Thank you very much. I was able to download blast locally and configure the loc. file so now it is up and running. :) But another problem encountered when I'm trying to align a fasta file with 4mb, giving an error called blastn(708,0xa03ca1a8) malloc: *** mach_vm_map(size=1048576) failed (error code=3) *** error: can't allocate region *** set a breakpoint in malloc_error_break to debug Bus error: 10 I referred a bit and the only solution i could come across was that it is some kind of an error encountered when overloading the memory of a single thread. So I quit galaxy, jumped into the terminal and performed the same task with num_threads =16 (my mac pro got two quad cores with virtual dual cores : 2*4*2 =16) So far good. When examining the code in galaxy it was using a value called ${GALAXY_SLOTS:-4} to the num_thread argument yet I'm sure it only utilised a single core. Can I configure it to use all the 16 cores? Any advice please? PS: Since my new questions are out of track with my first question (blast+ wrapper with remote searching) do I need to start a new thread? Sorry if I'm doing anything wrong here. I'm just very new and novice. (got my appointment in the beginning of March right after my graduation , no body is familiar with bioinformatics here in Sri Lanka, so I'm struggling to make my move alone with the help of you all over the world ) On Thu, Mar 20, 2014 at 3:54 PM, Peter Cock <p.j.a.cock@googlemail.com>wrote:
On Thu, Mar 20, 2014 at 5:46 AM, Nilaksha Neththikumara <nilakshafreezon@gmail.com> wrote:
Thanks a lot for the information. :) I'm new to the field so get confused at times. I started downloading the NCBI databases locally, but I have two questions.

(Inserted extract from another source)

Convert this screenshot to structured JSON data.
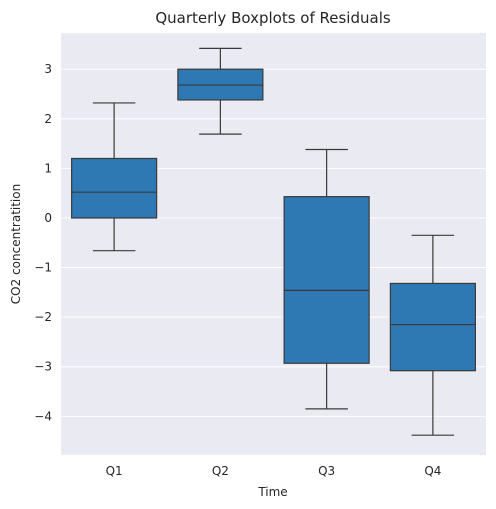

1) There is no proper updating process for the locally installed NCBI databases. (according to my knowledge) So it seems I have to re download the database totally if I need to get them updated. And those databases are almost always being updating. (.sigh)
The NCBI provide a perl script update_blastdb.pl to automate this, usually run via cron on a regular basis (e.g. once a week). But yes, basically when the NCBI makes an update, the new files are just downloaded again.
Often your institute's Linux administrators would have setup a central shared copy of the NCBI BLAST databases to avoid duplication between researchers all making their own copies.
See ftp://ftp.ncbi.nlm.nih.gov/blast/db/README
If you want to have a single always (nearly) up to date copy of the NCBI BLAST databases, then your Galaxy blastdb.loc and blastdb_p.loc files just need to point there.
However, for full reproducibility the Galaxy approach would be to have multiple (data stamped) copies of the database, each with a separate entry in the *.loc file. This is more work to setup and maintain, and needs more disk space - but it does ensure you can rerun old BLAST searches and get the same results.
2) After installing databases, is there a particular way to let galaxy know where are my databases located? So that they can be included in the drop down menu of the blast+ wrappers for me to select :)
Thanks a lot in advance
Nilaksha Neththikumara.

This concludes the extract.